We limited our scope to Maharashtra. These documents were chosen to build our MVP using scanned documents from the 1990s - present day & for a range of spatial information (eg: some have coordinates, some don't). There are multiple documents to be associated with one mine (letters, monitoring reports etc). The MoEFCC mining reports are often published in formats that are neither machine readable nor consistent. That is, several documents (as shown in exhibit 03) are uploaded as scanned images. Existing OCR technology isn't always able to extract information from such documents. Moreover, the location information is at times published as latitude-longitude coordinates (exhibit 01), but other times only as a text address (exhibit 02)

Our aim with selecting these reports was to fine-tune a model to solve the above challenges, thereby developing a pipeline of PDF → Geojson file for any PDF with location information.

Exhibit 01 — Location information is written in tabular format

Exhibit 02 — Only text address given. Other relevant information available in text format

Exhibit 03 — Scanned copy of a monitoring report

IBM's technical team fine-tuned LLaMA-3-70B-instruct, a 70-billion parameter large language model to convert unstructured mining property documentation into standardized GeoJSON formats. The model was hosted on IBM's WatsonX.ai platform and integrated into a serverless architecture.

Our processing pipeline consists of three primary stages, each designed to address specific challenges in water quality data extraction:

1. Document Processing Pipeline
- a. Raw document ingestion
- b. OCR processing and text extraction
- c. Clean document generation
2. Embedding Generation
- a. Vector embeddings creation using DeepSearch
- b. Storage in PostgreSQL (with pgvector)
- c. Document indexing for retrieval
3. Structured Data Generation
- a. GeoJSON conversion using fine-tuned LLaMA
- b. Validation and error handling
- c. MongoDB storage of processed results

The system handles both PDF documents and spreadsheets through parallel processing paths, with robust error handling via Dead Letter Queues (DLQ) and continuous monitoring through heartbeat APIs.
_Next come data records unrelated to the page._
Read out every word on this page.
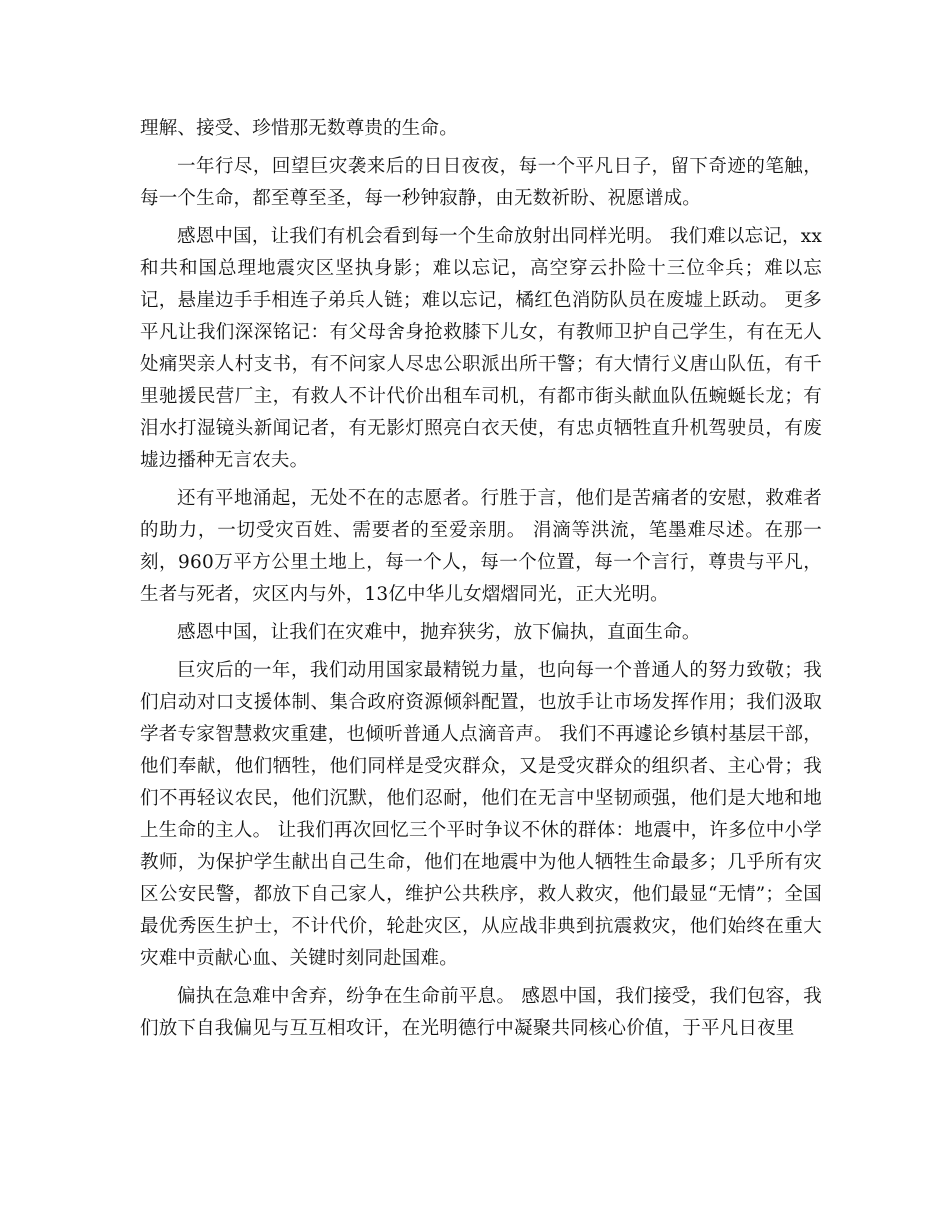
理解、接受、珍惜那无数尊贵的生命。

一年行尽，回望巨灾袭来后的日日夜夜，每一个平凡日子，留下奇迹的笔触，每一个生命，都至尊至圣，每一秒钟寂静，由无数祈盼、祝愿谱成。

感恩中国，让我们有机会看到每一个生命放射出同样光明。 我们难以忘记，xx和共和国总理地震灾区坚执身影；难以忘记，高空穿云扑险十三位伞兵；难以忘记，悬崖边手手相连子弟兵人链；难以忘记，橘红色消防队员在废墟上跃动。 更多平凡让我们深深铭记：有父母舍身抢救膝下儿女，有教师卫护自己学生，有在无人处痛哭亲人村支书，有不问家人尽忠公职派出所干警；有大情行义唐山队伍，有千里驰援民营厂主，有救人不计代价出租车司机，有都市街头献血队伍蜿蜒长龙；有泪水打湿镜头新闻记者，有无影灯照亮白衣天使，有忠贞牺牲直升机驾驶员，有废墟边播种无言农夫。

还有平地涌起，无处不在的志愿者。行胜于言，他们是苦痛者的安慰，救难者的助力，一切受灾百姓、需要者的至爱亲朋。 涓滴等洪流，笔墨难尽述。在那一刻，960万平方公里土地上，每一个人，每一个位置，每一个言行，尊贵与平凡，生者与死者，灾区内与外，13亿中华儿女熠熠同光，正大光明。

感恩中国，让我们在灾难中，抛弃狭劣，放下偏执，直面生命。

巨灾后的一年，我们动用国家最精锐力量，也向每一个普通人的努力致敬；我们启动对口支援体制、集合政府资源倾斜配置，也放手让市场发挥作用；我们汲取学者专家智慧救灾重建，也倾听普通人点滴音声。 我们不再遽论乡镇村基层干部，他们奉献，他们牺牲，他们同样是受灾群众，又是受灾群众的组织者、主心骨；我们不再轻议农民，他们沉默，他们忍耐，他们在无言中坚韧顽强，他们是大地和地上生命的主人。 让我们再次回忆三个平时争议不休的群体：地震中，许多位中小学教师，为保护学生献出自己生命，他们在地震中为他人牺牲生命最多；几乎所有灾区公安民警，都放下自己家人，维护公共秩序，救人救灾，他们最显“无情”；全国最优秀医生护士，不计代价，轮赴灾区，从应战非典到抗震救灾，他们始终在重大灾难中贡献心血、关键时刻同赴国难。

偏执在急难中舍弃，纷争在生命前平息。 感恩中国，我们接受，我们包容，我们放下自我偏见与互互相攻讦，在光明德行中凝聚共同核心价值，于平凡日夜里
Alongside the development of WQ-INFO, we started playing around with Anthropic's generalised LLM claude.ai to test how well it could extract location information from MoEFCC's mining documents. Below are some of our notes, challenges, and findings from the testing

We uploaded MoEFCC mining documents onto claude.ai and prompted it to extract 'location information', 'water pollution information', and 'pollution information' from the PDF documents. Giving it a public key from mapbox, we asked it to return an html code plotting the mines on a map of India

We further prompted Claude to 1. Create a tooltip for the basic information, water quality information, air quality information, groundwater levels, and land use around the mine; 2. Create a range for groundwater levels based on values across the uploaded PDFs and create a polygon on the map coloured with its respective value (from light blue to dark blue). While the polygons may not be fully accurate, Claude was able to estimate the values and land use types to an ~80% confidence level with minimal prompting (4-5 prompts).

WQ-INFO Prototype

1. Processed documents are uploaded and stored onto IBM Cloud. There are multiple documents per mine (entity) which can be identified through a unique identification (UID) (per entity) as predetermined by MoEFCC on their website
2. An API is generated by IBM to access these documents
3. The API can be called using any API-client. We used Bruno. The UID can be input into a new 'Parameter' field to extract the associated geojson output

Model Testing

We tested WQ-INFO for a measure of accuracy by manually going through each PDF file and noting down our expected answers for each property listed, to identify for how many documents WQ-INFO was able to accurately extract data for each of the properties.

In the first round of testing, we found that the generalised models (ChatGPT 3o, Claude 3.5, and NotebookLM (built with Gemini 2.0))are able to extract at least as much data as WQ-INFO. The biggest difference was in the generalised models' ability to extract latitude-longitude coordinates compared to WQ-INFO.